Helmet laws, genetic testing, & the nature of precedent

Topics: Health, Misc
10 May 1992

From:

Tonight on 60 Minutes they had a report on the status of genetic testing
and some debate about which uses of it were ethical and which were not.
One person's view was that genetic testing and abortion of fetuses
with serious problems was moral because of the burden that society
would otherwise have to assume to pay for medical care for the
children-to-be who would have serious problems. I am sure there are
some as well who would make it mandatory.

The situation reminds me of Chau-Wen's argument that we need helmet
laws because otherwise society has to pay more to care for uninsured
riders. The logic of one is as good as the other. If we accept the
premise that people are not allowed to accept risk of their own
health (or that of their children), the conclusion is that freedom has
no value. One is not even permitted to buy out of the system, i.e. I
cannot promise to pay my own bills in exchange for being 'allowed' not
to wear my helmet nor can I (hypothetically) pay for the hospital care
for my child.

The Brave New World possibilities of just what kind of children we let
people have are staggering. I particularly want to make the point
that precedent does matter (contrary to Chau-Wen's claim that we
shouldn't let bad precedent stop 'good' laws). Helmet laws have
already broken the philosophical ground that we can control people's
behavior just because their medical costs are imposed on society
*regardless* of whether or not they need or want that support(*).
There is no reason to stop there.

Another instance came up last month when someone on MacNeil/Lehrer was
defeding Oregan's 'play or pay' health care proposal on the grounds
that the government has already forced employers to provide
unemployment insurance so why should medical insurance be any
different? Well, why not indeed? Why not homes and day care and
everything else on the liberal wish list? The precedent does matter.

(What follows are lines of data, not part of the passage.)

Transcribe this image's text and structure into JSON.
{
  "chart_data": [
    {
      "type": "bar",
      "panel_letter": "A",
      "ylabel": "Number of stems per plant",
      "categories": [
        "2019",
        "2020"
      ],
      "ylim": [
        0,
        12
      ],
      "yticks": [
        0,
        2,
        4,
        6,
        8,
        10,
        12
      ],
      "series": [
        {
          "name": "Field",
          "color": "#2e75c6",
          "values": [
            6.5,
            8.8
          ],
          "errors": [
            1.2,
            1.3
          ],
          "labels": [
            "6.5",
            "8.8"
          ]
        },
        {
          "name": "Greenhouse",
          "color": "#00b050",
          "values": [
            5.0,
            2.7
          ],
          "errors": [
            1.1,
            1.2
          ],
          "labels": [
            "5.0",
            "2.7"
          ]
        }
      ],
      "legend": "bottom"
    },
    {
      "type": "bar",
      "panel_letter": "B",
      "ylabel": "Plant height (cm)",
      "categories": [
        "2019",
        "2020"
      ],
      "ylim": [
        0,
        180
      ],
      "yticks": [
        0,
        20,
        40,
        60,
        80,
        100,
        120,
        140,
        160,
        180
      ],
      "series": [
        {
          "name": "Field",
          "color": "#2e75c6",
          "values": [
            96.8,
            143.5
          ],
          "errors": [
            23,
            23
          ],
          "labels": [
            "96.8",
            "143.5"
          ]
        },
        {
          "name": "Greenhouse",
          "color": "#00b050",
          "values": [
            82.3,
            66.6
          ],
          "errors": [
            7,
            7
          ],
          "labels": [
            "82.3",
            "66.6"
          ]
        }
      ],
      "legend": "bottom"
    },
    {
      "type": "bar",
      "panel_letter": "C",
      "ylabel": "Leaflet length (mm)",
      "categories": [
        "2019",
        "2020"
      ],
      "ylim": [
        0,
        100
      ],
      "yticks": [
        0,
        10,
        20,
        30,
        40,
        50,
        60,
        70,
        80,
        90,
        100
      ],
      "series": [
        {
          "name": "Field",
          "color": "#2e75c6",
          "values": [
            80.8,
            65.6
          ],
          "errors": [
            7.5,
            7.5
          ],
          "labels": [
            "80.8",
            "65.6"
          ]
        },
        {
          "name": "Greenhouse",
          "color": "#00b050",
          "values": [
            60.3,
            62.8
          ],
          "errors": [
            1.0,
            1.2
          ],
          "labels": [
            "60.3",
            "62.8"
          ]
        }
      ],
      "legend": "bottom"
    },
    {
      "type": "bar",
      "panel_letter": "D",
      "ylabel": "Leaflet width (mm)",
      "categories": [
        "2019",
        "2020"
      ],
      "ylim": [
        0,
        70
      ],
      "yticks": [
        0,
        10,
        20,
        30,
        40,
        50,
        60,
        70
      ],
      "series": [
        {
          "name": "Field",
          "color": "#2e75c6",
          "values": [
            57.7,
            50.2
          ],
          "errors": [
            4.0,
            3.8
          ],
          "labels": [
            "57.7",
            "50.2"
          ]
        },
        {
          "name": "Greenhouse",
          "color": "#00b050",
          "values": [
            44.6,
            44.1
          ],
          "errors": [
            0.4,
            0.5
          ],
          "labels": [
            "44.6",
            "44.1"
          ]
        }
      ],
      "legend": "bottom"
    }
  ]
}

Speaking of health insurance, the aforementioned 60 Minutes piece also
said that more employers were requiring genetic testing and refusing
to hire people that were susceptible to any of a long list of long
range problems (e.g. colon cancer). I asked myself why should an
employer completely forego 30 years of productive work out of fear of
losing the last 5? The answer is not that they are so worried about
the last five but that their insurance (which they'll soon be
obligated to buy) cannot 'discriminate' against people with genetic
predispositions (or any pre-existing condition in many cases). So,
they simply do not hire them instead. People with problems that
otherwise could have had a job do not get one and at the same time
companies get fewer productive employees. The 'solutions' that I hear
are all of the form of more regulation.


(*) This is a stronger and more specific argument than the general libertarian
principle of let people do what they want. In this case, the damage is
confined to the person in question (e.g. it's not like drugs presumably
inducing criminal behavior). The person is not making an irrational
decision because of unavailability of facts, e.g. one might think that
food content laws are necessary because people cannot properly evaluate
the long term damage of lose dosages of carcinongens unlike helmet laws
where you know that you are going to die if you crash without a helmet
and you have a feel for what the chances of that are. The individual
choice is not cheating someone else out of a 'fair' chance (e.g. it's
not like trying to combat racism with AA). Finally, what is at issue
here is not that we protect people from their own foolishness but that
we do not let them make plausibly rational choices just because society
redistributes the burden and then refuses to pay for it.